The Last Princess () is a 2016 South Korean period drama film directed by Hur Jin-ho with a screenplay by Hur, Lee Han-eol, and Seo Yoo-min, based on the best-selling novel by Kwon Bi-young. It stars Son Ye-jin as Princess Deokhye, the last princess of the Joseon Dynasty. The film depicts Princess Deokhye's life in Japan after she was forced to move there at age 13 by the Imperial Japanese government, and her attempts to return to Korea.

Plot
In 1925, Korea is ruled by Japan, and 13-year-old Princess Deokhye – the last princess of the Joseon Dynasty – is forced to move to Japan to attend school there.
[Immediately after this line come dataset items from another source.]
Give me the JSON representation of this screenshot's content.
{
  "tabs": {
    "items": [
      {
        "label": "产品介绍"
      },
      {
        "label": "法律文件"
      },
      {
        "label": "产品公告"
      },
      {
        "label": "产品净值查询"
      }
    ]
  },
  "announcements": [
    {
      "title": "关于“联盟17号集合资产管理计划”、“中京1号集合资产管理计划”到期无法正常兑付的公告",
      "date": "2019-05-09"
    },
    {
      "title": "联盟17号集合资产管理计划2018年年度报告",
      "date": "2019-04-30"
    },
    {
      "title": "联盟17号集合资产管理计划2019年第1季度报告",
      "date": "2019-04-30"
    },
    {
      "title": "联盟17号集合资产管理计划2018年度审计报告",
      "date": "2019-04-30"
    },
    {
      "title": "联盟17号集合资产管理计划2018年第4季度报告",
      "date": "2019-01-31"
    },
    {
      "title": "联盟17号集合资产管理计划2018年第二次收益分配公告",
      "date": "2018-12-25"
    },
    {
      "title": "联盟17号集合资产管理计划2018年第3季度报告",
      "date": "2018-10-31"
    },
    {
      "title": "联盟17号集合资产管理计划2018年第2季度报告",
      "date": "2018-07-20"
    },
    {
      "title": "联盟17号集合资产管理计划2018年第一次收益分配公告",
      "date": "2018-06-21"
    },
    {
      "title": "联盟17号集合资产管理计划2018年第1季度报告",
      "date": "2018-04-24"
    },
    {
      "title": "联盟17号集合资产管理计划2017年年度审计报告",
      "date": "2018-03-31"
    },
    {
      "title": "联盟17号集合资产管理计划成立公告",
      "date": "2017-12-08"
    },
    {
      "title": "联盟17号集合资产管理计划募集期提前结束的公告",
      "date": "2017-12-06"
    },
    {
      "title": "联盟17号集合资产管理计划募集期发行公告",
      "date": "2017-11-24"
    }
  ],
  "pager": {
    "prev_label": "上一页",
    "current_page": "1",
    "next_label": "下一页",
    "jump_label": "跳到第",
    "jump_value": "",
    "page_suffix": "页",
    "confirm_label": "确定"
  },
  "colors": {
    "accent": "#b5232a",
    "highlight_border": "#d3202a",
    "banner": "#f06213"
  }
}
She misses her home, and after she finishes school she makes several attempts to return, but is prevented by pro-Japanese general Han Taek-soo. One day, she is reunited with her childhood friend, Kim Jang-han, an officer in the Japanese army who is also part of the Korean independence movement. Kim plans a secret operation to move Deokhye and her brother Yi Un to Shanghai, site of the Provisional Government of the Republic of Korea. This attempt fails after Han Taek-soo discovers the plan, and Deokhye and Kim are separated, losing contact with each other. She is forced to marry Count Sō Takeyuki in 1931, and develops schizophrenia after giving birth to their daughter the following year. Kim becomes a newspaper reporter and eventually finds Deokhye in a Japanese mental hospital, decades after they were separated. He then persuades the South Korean government to allow her in the country, and in 1962, Deokhye is finally able to return to her homeland.

Cast

 Son Ye-jin as Princess Deokhye
 Kim So-hyun as teen Deokhye
 Shin Rin-ah as young Deokhye
 Park Hae-il as Kim Jang-han
 Yeo Hoe-hyun as teen Jang-han
 Lee Hyo-je as young Jang-han
 Yoon Je-moon as Han Taek-soo
 Ra Mi-ran as Bok-soon
 Jung Sang-hoon as Bok-dong
 Park Joo-mi as Yang Gwi-in 
 Ahn Nae-sang as Kim Hwang-jin
 Kim Dae-myung as Kim Bong-guk
 Baek Yoon-sik as Emperor Gojong
 Park Soo-young as Yi Un
 Kim Jae-wook as Count Sō Takeyuki
 Go Soo as Yi Wu
 Oh Hye-won as Oh-hye
 Lee Chae-eun as Jung-hye
 Naho Toda as Yi Bang-ja
 Lee Se-na as Seo Kyung-shin
 Jung Se-hyung as Lee Gun
 Kim Seung-hoon as Chairman Park
 Do Yong-gu as Yoshida
 Ahn Sang-woo as Emperor Sunjong
 Kwak Ja-Hyoung as ID examiner for those boarding ship to Korea
 Nam Sang-ji as Orphanage schoolmistress
 Shin Shin-ae as Hangeul School Principal (Special Appearance)

Production
Director Hur Jin-ho decided to make a film about Princess Deokhye after watching a documentary about her on television; he could not forget the scene showing the princess reuniting with her court ladies at the Gimpo Airport, when she was finally allowed to return to Korea after 38 years in Japan. The film's screenplay was co-written by Hur, Lee Han-eol, and Seo Yoo-min, based on the best-selling novel Princess Deokhye (2009) by Kwon Bi-young. The story is a mix of fact and fiction, as Kim Jang-han is a fictional character. Princess Deokhye's story had never been made into a film before this.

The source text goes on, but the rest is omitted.